In our lecture, we defined a sequence $\left(a_n\right)_{n\in\mathbb N}$ to be divergent if it does not converge, and additionally to be divergent to $\pm \infty$, iff: $$\forall \epsilon \in \mathbb R: \exists N \in \mathbb N: \forall n > N: \pm a_n\ge \pm\epsilon$$
But I do not see how that could imply the negation of the convergence definition: $$ \neg\exists a \in \mathbb R:\forall \epsilon > 0: \exists N \in \mathbb N: \forall n \ge N: \left|a_n-a\right|<\epsilon\\ \Leftrightarrow \forall a \in \mathbb R:\exists \epsilon > 0: \forall N \in \mathbb N: \exists n \ge N: \left|a_n-a\right|>\epsilon $$
$\dots$Mainly because I just do not see how one an switch the last 2 Quantors.
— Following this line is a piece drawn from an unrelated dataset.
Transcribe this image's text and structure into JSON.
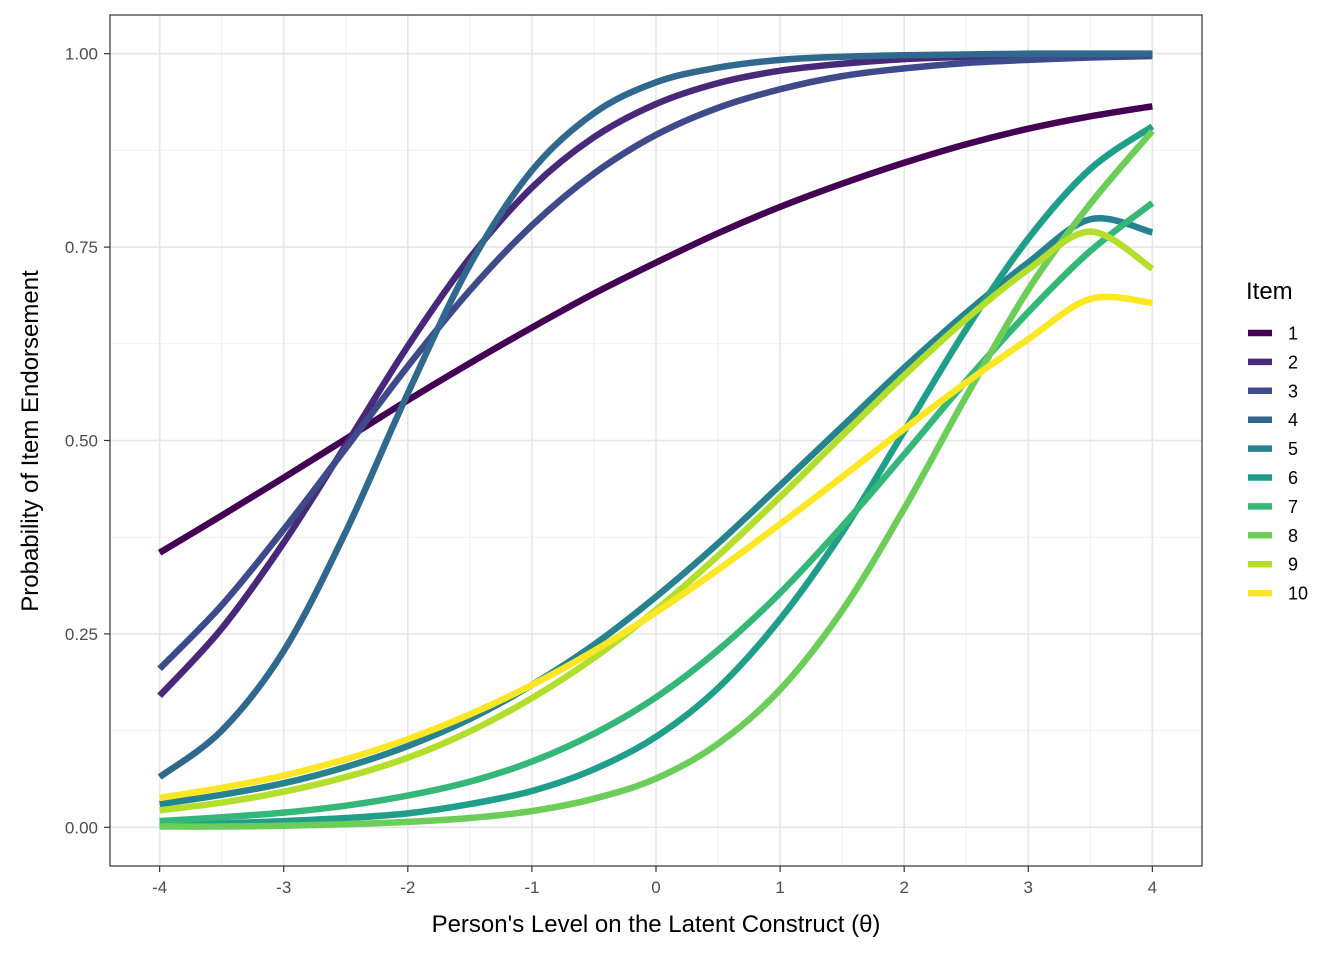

How can one (elegantly) prove this implication?
Assuming that $$\forall \epsilon \in \mathbb R: \exists N \in \mathbb N: \forall n > N: \pm a_n\ge \pm\epsilon$$ which you will agree implies that $$\forall a \in \mathbb R: \exists N \in \mathbb N: \forall n > N: |a_n|\ge |a|+1\tag{$\ast$}$$ one is asked to show that $$\forall a \in \mathbb R:\exists \epsilon > 0: \forall N \in \mathbb N: \exists n \ge N: \left|a_n-a\right|>\epsilon\tag{$\circ$} $$ Well, I say that, by the triangular inequality, $\left|a_n-a\right|\geqslant|a_n|-|a|$ hence $(\ast)$ implies $$\forall a \in \mathbb R: \forall N \in \mathbb N: \exists n \ge N: \left|a_n-a\right|>1\tag{$\dagger$} $$ hence $(\circ)$ holds for $\epsilon=1$. Surely you can prove that $(\ast)$ implies $(\dagger)$?